RESTler: Automatic Intelligent REST API Fuzzing
Published by Microsoft
Cloud services have recently exploded with the advent of powerful cloud-computing platforms such as Amazon Web Services and Microsoft Azure. Today, most cloud services are accessed through REST APIs, and Swagger is arguably the most popular interface-description language for REST APIs. A Swagger specification describes how to access a cloud service through its REST API (e.g., what requests the service can handle and what responses may be expected).
This paper introduces RESTler, the first automatic intelligent REST API security-testing tool.
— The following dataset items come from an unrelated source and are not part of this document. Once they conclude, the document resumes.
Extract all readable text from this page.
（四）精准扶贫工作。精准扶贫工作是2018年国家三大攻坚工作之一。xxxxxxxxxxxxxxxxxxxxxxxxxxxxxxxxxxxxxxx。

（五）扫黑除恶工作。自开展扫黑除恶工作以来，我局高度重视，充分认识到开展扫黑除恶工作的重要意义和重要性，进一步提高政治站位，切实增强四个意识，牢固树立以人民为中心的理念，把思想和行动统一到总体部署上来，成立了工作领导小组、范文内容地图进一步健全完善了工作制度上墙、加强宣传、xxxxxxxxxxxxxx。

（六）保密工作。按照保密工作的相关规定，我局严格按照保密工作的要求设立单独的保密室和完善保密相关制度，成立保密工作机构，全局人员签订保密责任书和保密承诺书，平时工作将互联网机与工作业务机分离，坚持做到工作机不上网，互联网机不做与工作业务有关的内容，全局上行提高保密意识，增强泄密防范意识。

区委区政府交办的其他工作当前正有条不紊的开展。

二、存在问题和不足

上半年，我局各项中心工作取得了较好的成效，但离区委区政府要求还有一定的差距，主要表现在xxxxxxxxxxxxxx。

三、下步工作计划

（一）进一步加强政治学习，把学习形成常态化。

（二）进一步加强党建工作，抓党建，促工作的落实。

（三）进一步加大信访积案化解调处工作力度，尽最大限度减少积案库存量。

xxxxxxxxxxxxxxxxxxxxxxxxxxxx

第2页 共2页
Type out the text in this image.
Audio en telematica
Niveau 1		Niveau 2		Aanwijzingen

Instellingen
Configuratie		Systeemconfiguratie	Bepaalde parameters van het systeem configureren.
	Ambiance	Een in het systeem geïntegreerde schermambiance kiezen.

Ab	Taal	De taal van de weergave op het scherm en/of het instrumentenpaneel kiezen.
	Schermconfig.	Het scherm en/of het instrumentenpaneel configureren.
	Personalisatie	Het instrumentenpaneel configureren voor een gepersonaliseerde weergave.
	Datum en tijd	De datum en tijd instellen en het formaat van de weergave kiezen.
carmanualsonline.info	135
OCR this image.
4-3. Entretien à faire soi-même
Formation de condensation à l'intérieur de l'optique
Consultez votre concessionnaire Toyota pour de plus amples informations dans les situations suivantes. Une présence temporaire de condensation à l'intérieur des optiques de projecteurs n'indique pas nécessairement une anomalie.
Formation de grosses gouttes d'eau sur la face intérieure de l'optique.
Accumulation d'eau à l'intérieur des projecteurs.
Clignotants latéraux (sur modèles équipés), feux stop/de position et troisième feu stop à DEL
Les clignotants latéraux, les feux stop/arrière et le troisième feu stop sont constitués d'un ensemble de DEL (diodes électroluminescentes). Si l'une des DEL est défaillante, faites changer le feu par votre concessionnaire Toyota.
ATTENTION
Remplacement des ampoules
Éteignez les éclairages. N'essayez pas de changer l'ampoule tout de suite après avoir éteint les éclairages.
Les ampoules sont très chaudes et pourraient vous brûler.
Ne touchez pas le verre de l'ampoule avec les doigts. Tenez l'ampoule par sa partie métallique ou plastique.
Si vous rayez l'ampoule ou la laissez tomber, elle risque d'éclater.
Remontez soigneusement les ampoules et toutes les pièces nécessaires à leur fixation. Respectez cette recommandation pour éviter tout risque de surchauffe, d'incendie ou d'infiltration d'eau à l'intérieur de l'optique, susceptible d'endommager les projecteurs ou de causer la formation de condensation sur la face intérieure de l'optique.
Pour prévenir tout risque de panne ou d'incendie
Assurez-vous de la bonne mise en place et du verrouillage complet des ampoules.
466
RESTler analyzes a Swagger specification and generates tests that exercise the corresponding cloud service through its REST API. Each test is defined as a sequence of requests and responses. RESTler generates tests intelligently by (1) inferring dependencies among request types declared in the Swagger specification (e.g., inferring that “a request B should not be executed before a request A” because B takes as an input argument a resource-id returned by A) and by (2) analyzing dynamic feedback from responses observed during prior test executions in order to generate new tests (e.g., learning that “a request C after a request sequence A;B is refused by the service” and therefore avoiding this combination in the future). We show that these two techniques are necessary to thoroughly exercise a service under test while pruning the large search space of possible request sequences. We also discuss the application of RESTler to test GitLab, a large popular open-source self-hosted Git service, and the new bugs that were found.
RESTler is the first stateful REST API fuzzing tool for automatically testing cloud services through their REST APIs and finding security and reliability bugs in these services.
REST API Fuzz Testing
This self-hosted service developed for Azure, including its orchestration engine and security tools (including MSR's RESTler), enables developers to embed security tooling into their CI/CD workflows.